Anders sieht die Sache hingegen bei den „frei praktizierenden“ Marabouts aus. Zwar sind die meisten ihrem Selbstverständnis nach den traditionellen Glaubens- und Wertvorstellungen durchaus noch verpflichtet - abgesehen von ausgesprochenen Scharlatanen, die ihre fehlenden Koran -Kenntnisse hinter allem möglichen Hokuspokus verbergen doch läßt sich nicht übersehen, daß in der Praxis das Geld mehr und mehr in den Vordergrund rückt. Das zeigt sich schon allein daran, daß ihre Dienste unabhängig vom Behandlungserfolg und der Finanzkraft des Ratsuchenden (teuer) bezahlt werden müssen. Überdies werden nicht mehr nur die Angehörigen der eigenen Gruppe „behandelt“, sondern jeder, sofern er nur das notwendige Geld hat.
Der Zulauf, den diese „kommerziellen“ Marabouts haben, ist allerdings recht unterschiedlich. Während jemand wie „Professor“ Sylla noch um Klienten werben muß, haben andere das schon längst nicht mehr nötig. Wie bekannte Ärzte führen sie lange Wartelisten, und wenn sie auch nicht so viel einnehmen wie ihre Kollegen von der Medizin, so gehören sie innerhalb des Pariser Ausländermilieus doch zu den Spitzenverdienern.
Geschäftssinn weisen etliche Marabouts inzwischen zu Genüge auf. Manche sind sogar zu regelrechten Bankiers aufgestiegen. Viele ihrer Klienten - vor allem die „sans papiers“, die Illegalen - haben nämlich ein tiefsitzendes Mißtrauen gegenüber jeder Art von Verwaltung, die Banken eingeschlossen. Sie vertrauen ihre Ersparnisse daher lieber einem Marabout an. Bei hundert „Sparern“ kann dabei ohne weiteres eine monatliche Summe von 100.000 Francs zusammenkommen, was für den Marabout, der dieses Geld auf ein Sparkonto einzahlt, einen erklecklichen Zinsgewinn bedeutet.

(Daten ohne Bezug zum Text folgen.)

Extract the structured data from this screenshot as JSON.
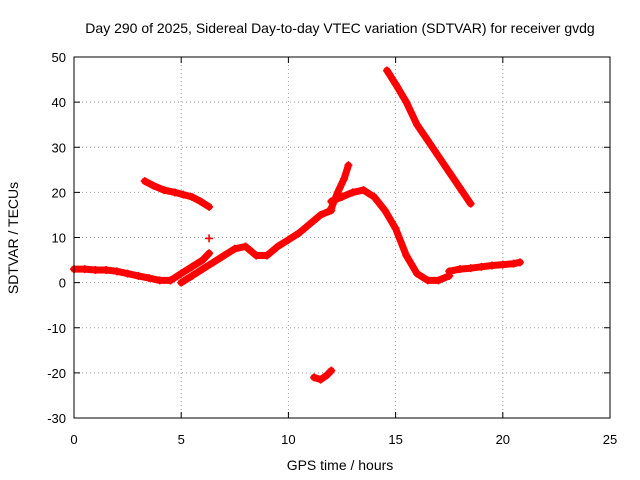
{
  "chart_data": {
    "type": "scatter",
    "title": "Day 290 of 2025, Sidereal Day-to-day VTEC variation (SDTVAR) for receiver gvdg",
    "xlabel": "GPS time / hours",
    "ylabel": "SDTVAR / TECUs",
    "xlim": [
      0,
      25
    ],
    "ylim": [
      -30,
      50
    ],
    "xticks": [
      0,
      5,
      10,
      15,
      20,
      25
    ],
    "yticks": [
      -30,
      -20,
      -10,
      0,
      10,
      20,
      30,
      40,
      50
    ],
    "x_tick_labels": [
      "0",
      "5",
      "10",
      "15",
      "20",
      "25"
    ],
    "y_tick_labels": [
      "-30",
      "-20",
      "-10",
      "0",
      "10",
      "20",
      "30",
      "40",
      "50"
    ],
    "grid": true,
    "legend": "none",
    "marker": "plus",
    "color": "#ff0000",
    "series": [
      {
        "name": "arc-1",
        "x": [
          0,
          0.5,
          1,
          1.5,
          2,
          2.5,
          3,
          3.5,
          4,
          4.5
        ],
        "y": [
          3,
          3,
          2.8,
          2.8,
          2.5,
          2,
          1.5,
          1,
          0.5,
          0.5
        ]
      },
      {
        "name": "arc-2",
        "x": [
          3.3,
          3.7,
          4.2,
          4.7,
          5.1,
          5.5,
          5.9,
          6.3
        ],
        "y": [
          22.5,
          21.5,
          20.5,
          20,
          19.5,
          19,
          18,
          16.8
        ]
      },
      {
        "name": "arc-3",
        "x": [
          4.5,
          5,
          5.5,
          6,
          6.3
        ],
        "y": [
          0.5,
          2,
          3.5,
          5,
          6.5
        ]
      },
      {
        "name": "arc-4",
        "x": [
          5,
          5.5,
          6,
          6.5,
          7,
          7.5,
          8,
          8.5,
          9,
          9.5,
          10,
          10.5,
          11,
          11.5,
          12
        ],
        "y": [
          0,
          1.5,
          3,
          4.5,
          6,
          7.5,
          8,
          6,
          6,
          8,
          9.5,
          11,
          13,
          15,
          16
        ]
      },
      {
        "name": "arc-5",
        "x": [
          12,
          12.3,
          12.6,
          12.8
        ],
        "y": [
          16.5,
          20,
          23,
          26
        ]
      },
      {
        "name": "arc-6",
        "x": [
          12,
          12.5,
          13,
          13.5,
          14,
          14.5,
          15,
          15.5,
          16,
          16.5,
          17,
          17.5
        ],
        "y": [
          18,
          19,
          20,
          20.5,
          19,
          16,
          12,
          6,
          2,
          0.5,
          0.5,
          1.5
        ]
      },
      {
        "name": "arc-7",
        "x": [
          14.6,
          15,
          15.5,
          16,
          16.5,
          17,
          17.5,
          18,
          18.5
        ],
        "y": [
          47,
          44,
          40,
          35,
          31.5,
          28,
          24.5,
          21,
          17.5
        ]
      },
      {
        "name": "arc-8",
        "x": [
          17.5,
          18,
          18.5,
          19,
          19.5,
          20,
          20.5,
          20.8
        ],
        "y": [
          2.5,
          3,
          3.2,
          3.5,
          3.8,
          4,
          4.2,
          4.5
        ]
      },
      {
        "name": "arc-9",
        "x": [
          11.2,
          11.5,
          11.8,
          12
        ],
        "y": [
          -21,
          -21.5,
          -20.5,
          -19.5
        ]
      },
      {
        "name": "outlier",
        "x": [
          6.3
        ],
        "y": [
          9.8
        ]
      }
    ]
  }
}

Dies umso mehr, als das Geld manchmal erst nach fünf Jahren zurückverlangt wird - natürlich ohne (die vom Koran verbotenen) Zinsen...
Einige Marabouts gehen in der Geschäftstüchtigkeit noch einen Schritt weiter und investieren das ihnen anvertraute Geld in der Heimat, indem sie dort Häuser bauen oder kaufen und dann lukrativ an ausländische Experten vermieten. Die so erzielten Einnahmen dienen dann wiederum dazu, die „Sparer“ nach und nach auszuzahlen.
Andere wiederum betätigen sich als große Händler: begehrte, aber rare Konsumgüter japanischer Herkunft wie Cassettenrecorder, Radios oder Autobatterien werden unter Einschaltung von Verwandten von Frankreich nach Westafrika exportiert und dort mit gutem Gewinn verkauft. Wundersame Vermehrung des Reichtums - immerhin.